Sunday, October 20, 2019

Reflections on Software: Ending the Arms Race

My original plan when opening this site was to explore the software industry. But as I continued I realized there were other subjects I wanted to explore just a little bit more. It also dawned on me that writing about the field might not be as important as I first thought.

But with this post I'm going to break that trend and reflect on the industry, why I haven't written about it much, and ending the arms race (or why developers can relax a bit more than they do).

Software as a New Industry

If you take a look at the Stack Overflow Developer Survey from 2019 it's hard to miss that our industry is young - most developers out there are under 35. To me this doesn't point to the innate ability of young people, but rather that there's been an explosion in the number of working developers in the past few decades.

After all, the internet didn't become ubiquitous until the mid-nineties and the industry has only grown since then.

The Software Industry is New. So what?

With the software industry being so new we're seeing rapid change in it's frameworks, management styles, and even government regulations. I won't go into depth here, but this is all to say that we're in the midst of growing pains.

The other facet of this newness is that there's confusion over who qualifies to work in the field, confusion over what any given developer can do, and confusion over how we as developers should manage our careers. Even HR departments tasked with sourcing developers often have a tenuous understanding of the field.

The point I want to drive home here is that because of this confusion there's become a tendency for us developers to project our ability, learning and skills. Our fear that we'll be out of work one day means that we can often be found ramping up our Github, discussing development online, writing blog posts, and so on - exactly the kind of thing I'd be doing if I focused on software at this site. 

Meeting in the Middle

The above situation raises the question, however, of how to rein in the confusion and simplify how we look at development. A question that when answered will hopefully have us realize that showing off our skills isn't so important after all.

My approach to the confusion would be to simplify the definition of what developers actually do.

As developers we're usually hired into organizations with a functional code base, and spend most of our time maintaining and adding to that base, rather than developing new projects.
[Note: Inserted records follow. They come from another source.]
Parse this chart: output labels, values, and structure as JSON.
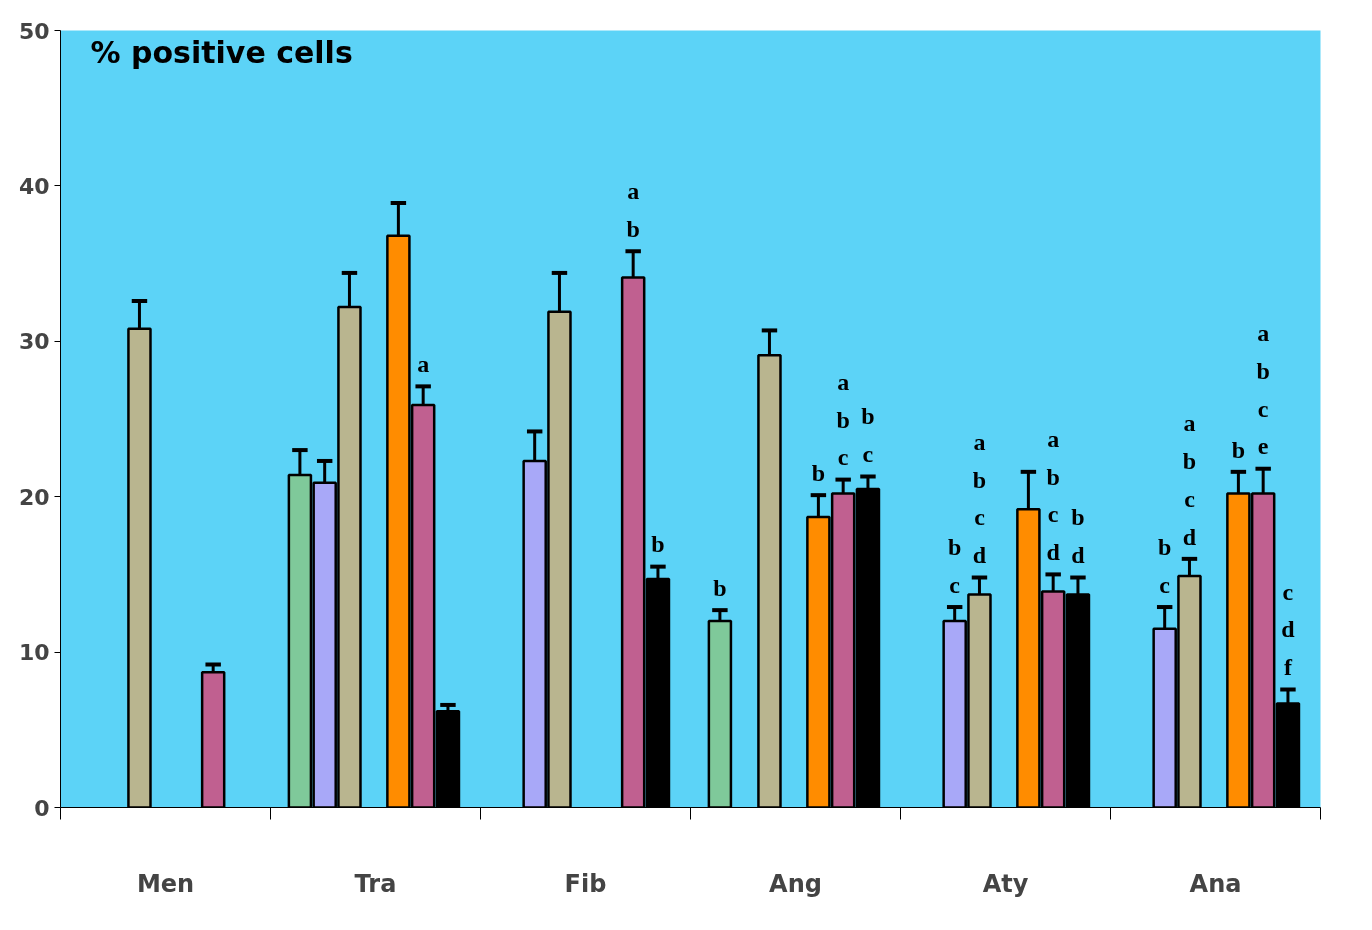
{
  "chart_data": {
    "type": "bar",
    "title": "% positive cells",
    "categories": [
      "Men",
      "Tra",
      "Fib",
      "Ang",
      "Aty",
      "Ana"
    ],
    "ylim": [
      0,
      50
    ],
    "yticks": [
      0,
      10,
      20,
      30,
      40,
      50
    ],
    "grid": false,
    "series": [
      {
        "color": "#7fc99a",
        "values": [
          null,
          21.4,
          null,
          12.0,
          null,
          null
        ],
        "errors": [
          null,
          [
            21.4,
            23.0
          ],
          null,
          [
            12.0,
            12.7
          ],
          null,
          null
        ],
        "value_labels": [
          null,
          null,
          null,
          "b",
          null,
          null
        ]
      },
      {
        "color": "#a8a8f8",
        "values": [
          null,
          20.9,
          22.3,
          null,
          12.0,
          11.5
        ],
        "errors": [
          null,
          [
            20.9,
            22.3
          ],
          [
            22.3,
            24.2
          ],
          null,
          [
            12.0,
            12.9
          ],
          [
            11.5,
            12.9
          ]
        ],
        "value_labels": [
          null,
          null,
          null,
          null,
          "b\nc",
          "b\nc"
        ]
      },
      {
        "color": "#b9b58f",
        "values": [
          30.8,
          32.2,
          31.9,
          29.1,
          13.7,
          14.9
        ],
        "errors": [
          [
            30.8,
            32.6
          ],
          [
            32.2,
            34.4
          ],
          [
            31.9,
            34.4
          ],
          [
            29.1,
            30.7
          ],
          [
            13.7,
            14.8
          ],
          [
            14.9,
            16.0
          ]
        ],
        "value_labels": [
          null,
          null,
          null,
          null,
          "a\nb\nc\nd",
          "a\nb\nc\nd"
        ]
      },
      {
        "color": "#ff8c00",
        "values": [
          null,
          36.8,
          null,
          18.7,
          19.2,
          20.2
        ],
        "errors": [
          null,
          [
            36.8,
            38.9
          ],
          null,
          [
            18.7,
            20.1
          ],
          [
            19.2,
            21.6
          ],
          [
            20.2,
            21.6
          ]
        ],
        "value_labels": [
          null,
          null,
          null,
          "b",
          null,
          "b"
        ]
      },
      {
        "color": "#c06090",
        "values": [
          8.7,
          25.9,
          34.1,
          20.2,
          13.9,
          20.2
        ],
        "errors": [
          [
            8.7,
            9.2
          ],
          [
            25.9,
            27.1
          ],
          [
            34.1,
            35.8
          ],
          [
            20.2,
            21.1
          ],
          [
            13.9,
            15.0
          ],
          [
            20.2,
            21.8
          ]
        ],
        "value_labels": [
          null,
          "a",
          "a\nb",
          "a\nb\nc",
          "a\nb\nc\nd",
          "a\nb\nc\ne"
        ]
      },
      {
        "color": "#000000",
        "values": [
          null,
          6.2,
          14.7,
          20.5,
          13.7,
          6.7
        ],
        "errors": [
          null,
          [
            6.2,
            6.6
          ],
          [
            14.7,
            15.5
          ],
          [
            20.5,
            21.3
          ],
          [
            13.7,
            14.8
          ],
          [
            6.7,
            7.6
          ]
        ],
        "value_labels": [
          null,
          null,
          "b",
          "b\nc",
          "b\nd",
          "c\nd\nf"
        ]
      }
    ]
  }
}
And even when we are involved in new development there's often preexisting code to model the new development after.

All of this highlights that our field is rarely complicated, and that to work in software a few broad skills are often enough:

 - The ability to read, write, and understand code
 - A broad enough understanding of software to adapt to new technologies
 - An ability to solve abstract problems

Ideally we have some soft skills too, but if we limit the conversation to the production of code we're faced with this question:

Do we have a basic understanding of how software works, and do we have the ability to write it

That's it. It doesn't matter which technologies we've used, which side projects we've worked on, if we have a blog, or are involved in open source. All that matters is that we have a mindset for producing software, a history of doing so, and a genuine interest in the field.

And so everyone who's working in the software industry can bank on this point. Hiring managers need to make sure that their hires meet these criteria, and developers should make sure they meet them too.

Rather than focusing on every last skill, no matter how minor, focus on broader understanding and ability.

Pulling it Back Together

So to turn back to my original comment - why I haven't been writing about the field - it's because the industry doesn't need more people writing about it.

In the midst of the confusion and in the race to express our know-how the knowledge out there on the software industry is astounding. That amount of knowledge is in fact so vast that it's possible to learn anything we want to given enough time, energy, and motivation.

And so while I've considered writing new posts about software since opening this site, my ideas always felt trite or unnecessary. The truth is that I can't say much that hasn't already been said somewhere else, and by someone who likely said it better than I could anyway.

Where's the Humanity?

But if I did have to offer a prescription for both new and old developers, it'd be to focus less on technical skills alone, and to embrace subjects that are far afield from our industry.

In my eight year foray into development I've been much more likely to find developers who are too focused on code, than I am developers who can't solve problems. The truth is - all of us can program - but our real increase in productivity comes from defining problem spaces, learning how to work with a team, understanding our domain, and bringing disparate knowledge into our work.

And beyond productivity broadening our minds makes us better humans, which can be meaningful for reasons beyond job security.

Wrapping Up

The truth is that our field isn't that interesting, and needs no more explanation than any other skilled trade. For a person with the right mindset it's not even that difficult to do well. There's no magic involved or silver-bullet to become ten times more productive. Like other trades, our skill level correlates with our commitment to improving our craft, our commitment to learning.

And for those who have a track record of getting things done there's never going to be a shortage of business owners willing to leverage their skill to solve problems and build products.

So maybe it's time for us to sit back, relax, and end the arms race. To take our roles seriously and commit to continuous improvement, but also recognize that if we can write software well that we don't have much to worry about in terms of career security.